Working in Loud Places

I’ve worked in loud and noisy places. I have worked with loud people. I am not loud. I don’t yell. I’m physically not able to unless I turn into the Incredible Hulk version of myself, and while that does exist, it’s very rare that it comes out. I am known as “the strong silent type”, so being loud even when it’s necessary and nobody is going to think I’m mad at them (just trying to communicate) is challenging.

What inspired this week’s article was a changing of the elevator in my apartment building. The elevator had been acting-up for some time, so it was being replaced. The old components needed to be lifted out of (or off of, I’m not sure) the top of the building, and the new components lowered into/ onto the building using a mobile crane.

This manoeuvre was a big deal, so big in fact, that I had to move my car to another location (lest it be in the way, or anything got dropped on it). This meant a change to my routine, but I could handle it. It only happens once in sixty-five years that an elevator is being lifted off the roof of this building. So, needless to say I’ve been rather distracted watching the proceedings. The guys from the elevator company were here early and waiting in the parking lot for the crane guy and his crane to arrive. I having been up early to move my car, I was also anticipating the arrival of the crane: “When is the crane going to get here? It should be here by now…” This might sound ultra-nerdy, but with my background in health & safety, I developed an interest in machinery and watching people work. Not only did I have to know how it worked and how people interacted with it to make safety recommendations, I also thought it was really cool to know this stuff. I think few people would expect someone with a business degree to show an interest in machinery, and I have a history of doing things people don’t necessarily expect me to do.

Anyway, back to the crane story. I don’t know what it is, but I am fascinated by watching people, men in particular, work (there were no women on this particular crew). It’s not for the reason you might think. It’s likely the way they interact and communicate with each other. They can yell, and they’re doing it to make sure that nobody gets something dropped on them by a crane, everyone remains uninjured, and the job gets done. They will also step back and watch someone else work: someone such as the crane driver, who works alone, except when someone is signalling to him. Whether they signalled or not, I didn’t see, because I was sometimes distracted from watching these men work by writing this article.

Since I am not loud, in an industrial environment, it can be difficult for people to hear me, even when I’m shouting to them, so sometimes a man would yell on my behalf. I didn’t need any jars opened, just someone loud to get somebody’s attention. I could sneak up on somebody and tap them on the shoulder, but you don’t want to do that to someone who is holding something sharp in their hand.

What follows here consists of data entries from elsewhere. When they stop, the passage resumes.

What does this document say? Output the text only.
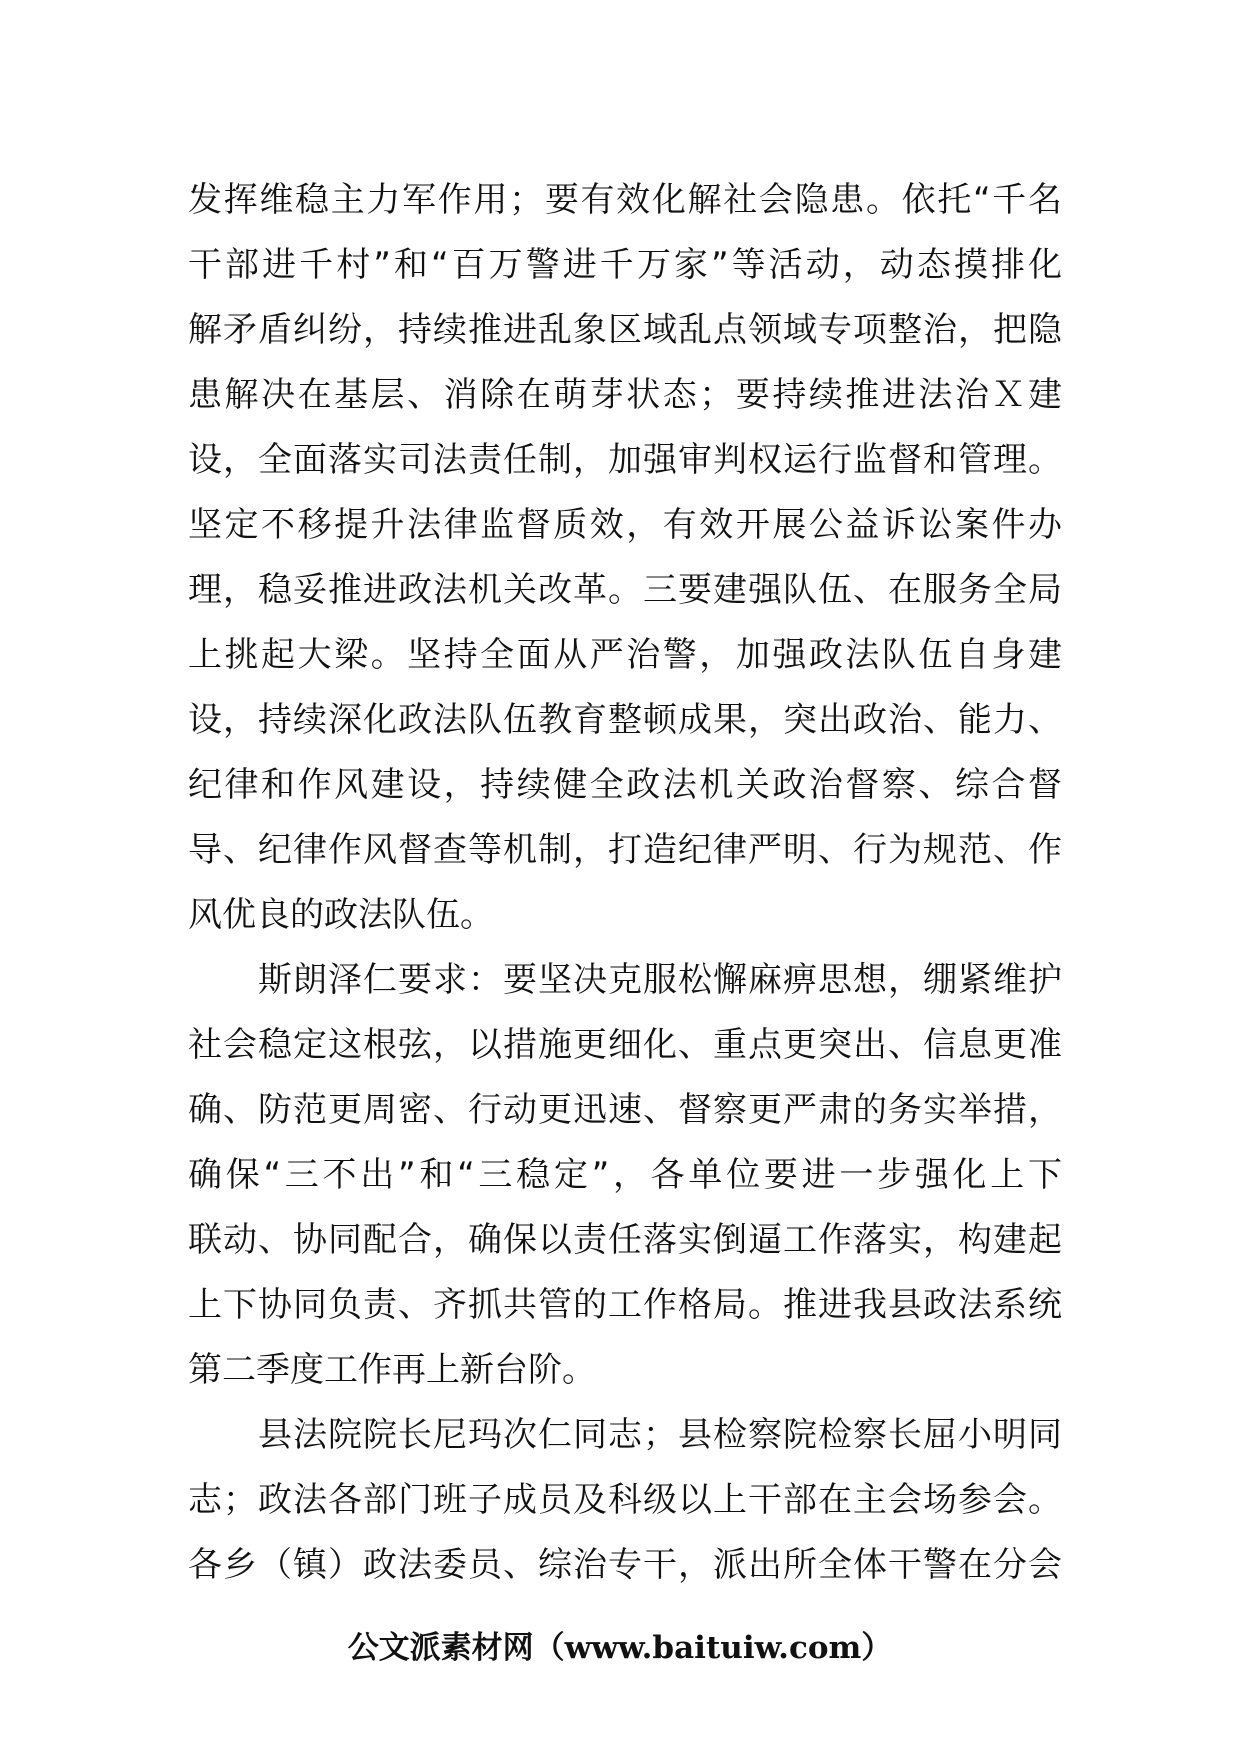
发挥维稳主力军作用；要有效化解社会隐患。依托“千名
干部进千村”和“百万警进千万家”等活动，动态摸排化
解矛盾纠纷，持续推进乱象区域乱点领域专项整治，把隐
患解决在基层、消除在萌芽状态；要持续推进法治Ｘ建
设，全面落实司法责任制，加强审判权运行监督和管理。
坚定不移提升法律监督质效，有效开展公益诉讼案件办
理，稳妥推进政法机关改革。三要建强队伍、在服务全局
上挑起大梁。坚持全面从严治警，加强政法队伍自身建
设，持续深化政法队伍教育整顿成果，突出政治、能力、
纪律和作风建设，持续健全政法机关政治督察、综合督
导、纪律作风督查等机制，打造纪律严明、行为规范、作
风优良的政法队伍。
　　斯朗泽仁要求：要坚决克服松懈麻痹思想，绷紧维护
社会稳定这根弦，以措施更细化、重点更突出、信息更准
确、防范更周密、行动更迅速、督察更严肃的务实举措，
确保“三不出”和“三稳定”，各单位要进一步强化上下
联动、协同配合，确保以责任落实倒逼工作落实，构建起
上下协同负责、齐抓共管的工作格局。推进我县政法系统
第二季度工作再上新台阶。
　　县法院院长尼玛次仁同志；县检察院检察长屈小明同
志；政法各部门班子成员及科级以上干部在主会场参会。
各乡（镇）政法委员、综治专干，派出所全体干警在分会
公文派素材网（www.baituiw.com）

My cat is loud, and he was supervising the elevator/ crane operation. He alerted me to changes (“what are they doing now?”, or if the men have stopped working as if I could do something about that. Throughout the operation, they are yelling to each other, in order to be heard over the crane. Movements are coordinated like some kind of crane-ballet. 

Once the big, serous job is done, the crew act silly – making their work fun, while being safe (I’m watching this part closely, and so is my cat). They are telling jokes and making fun of each other a little bit, and I feel like I want in on the fun too. It might be funny Okay guys, fun-time is over. You need to get to work so I can get my car back into its spot by 4pm as promised.

They were done early with the crane. It seems like hiring a mobile crane is a lot like having a technician in to set up your internet (in case you ever want to hire one, you should know this). You’re given a time of 8am-4pm, and they show up somewhere between 8am and 4pm with a timing-cushion added for completing the work. Getting the crane out of this tight spot (going backwards) is a big deal. How many guys does it take to move a mobile crane out of a tight area? I don’t know, I didn’t count, but I do know there is only one crane-driver and the other guys are following him out of the parking lot. They’re probably making sure he doesn’t hit anything or anyone. I can only imagine the blind spots these machines must have. There is one guy coming late to the crane-moving party and he’s looking like he’s feeling left out. Or, maybe he had a better idea of how to get the crane out of this tight spot (around a tight bend and up an incline). He’s also bringing a “fresh set of eyes” to the task. Fresh eyes are important because the idea is that they see better than stale eyes. Phew – crane-guy made it out. Once all of the working-men were back at base, they were able to start carrying things inside.

I thought about going out into the parking lot (close to where the guys are working), asking them if they need any help carrying their equipment inside (this stuff looks heavier than me), and watching their reactions. After I had registered the looks on their faces, I’d tell them “I’m just joking, I hurt my back and I’m not supposed to lift things”.  By the time I had finished thinking about this scenario and laughing to myself, all  of the equipment had been brought inside accompanied by comments like: “Naw dude, that’s a 2-man job”; and “I’ll take the big one, you take that one”. Guys sharing and caring, and being funny – I like it.

The elevator guys will be here for another few weeks building the new elevator and getting it running smoothly. While they’re here, if I need a jar opened I know where to find someone to help me. No, not my elderly neighbour-lady. I’ll take the stairs up to the top floor, and shout into the elevator shaft: “HEY YOU GUYS! CAN ANYBODY HELP ME OPEN THIS JAR?”